A new book claims not only is the looming, pending, certain death of the Church an exaggeration, it’s not close to true.
“This idea that we are seeing the darkest days of the Church today,” says author Glenn Stanton, “and that the glory days are in the past, is not only bad sociology, it's bad theology.”
Stanton, who researches, writes, and speaks about marriage and family at Focus on the Family, tells OneNewsNow he is well aware of the opposite view: studies pointing to plummeting numbers of young people attending church, and reports that liberal college professors are wooing three-quarters of young people from the faith of their parents.

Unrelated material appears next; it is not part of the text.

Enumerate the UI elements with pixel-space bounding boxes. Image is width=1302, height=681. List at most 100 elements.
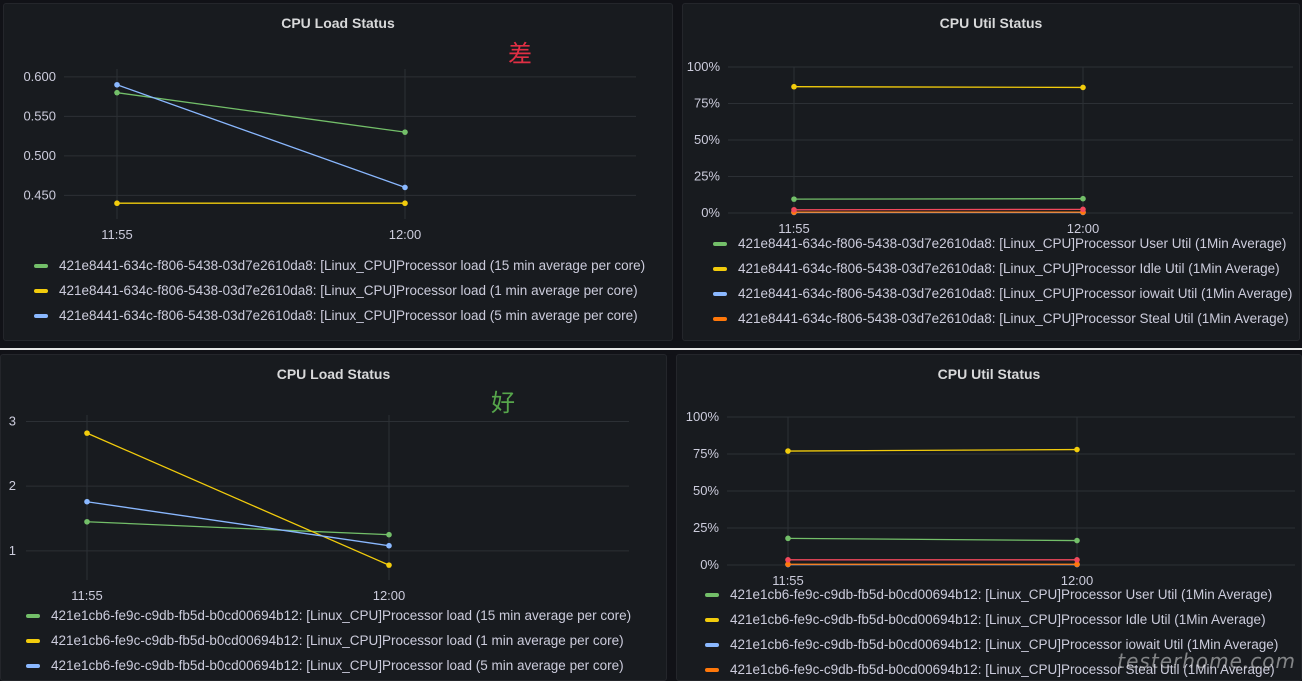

“None of those things are true,” insists Stanton, whose book is entitled, “The Myth of the Dying Church: How Christianity is Actually Thriving in America and Around the World.”
Stanton says he was well aware of numerous competing views but pushed ahead with his own research that studied the findings of leading sociologists. What he found was that more Americans, in raw numbers and percentage, attend church today than at any other time in our nation's history – including colonial days.
Drilling farther down into the research, Stanton told Christian apologist Sean McDowell in a June interview that America is not headed in the direction as post-religious Europe, which is the accepted view of many as the country becomes more affluent and more people identify as non-religious.
Stanton said he looked at findings from two secular-based studies, from Harvard and Indiana University, in which the two sociologists quizzed church attendees not just about Bible reading and prayer life, but how often they read the Bible, and how often and why they pray.
“And what they said was,” Stanton told McDowell, “that the United States absolutely is contrary to the secularization thesis.”
Elsewhere in the interview, Stanton seemed to blame the “fake news” for much of the public perception, telling McDowell that sloppy headlines pick up a few facts from a Pew Research Center study then conclude that Christianity is on the decline.
“They're basically doing journalism off a press release,” Stanton complained. “But when you dig into the actual study that Pew put out itself, you see that no, what's been reported is not the case.”
In the case of the Pew study, Stanton pointed out that lead researcher Greg Smith told Christianity Today that it was untrue to suggest their study shows the decline of Christianity.
“There's nothing in these data to suggest that Christianity is dying,” Smith told the publication in 2016, a statement that Stanton accurately quoted in the McDowell interview and includes in the book.
Elsewhere in that interview, Stanton says it is true that some mainline denominations all but collapsed after moving away from orthodox Christianity, but he says evangelical churches, according to Pew’s own numbers from 2007 to 2014, grew by at least 2 million while the liberal churches plummeted by 7.3 million during the same period.
After being advised of certain death, what should the Church conclude from Stanton’s study?
“The gospel is moving on and God's Word is not returning void,” he says. “It is pushing through history like a freight train."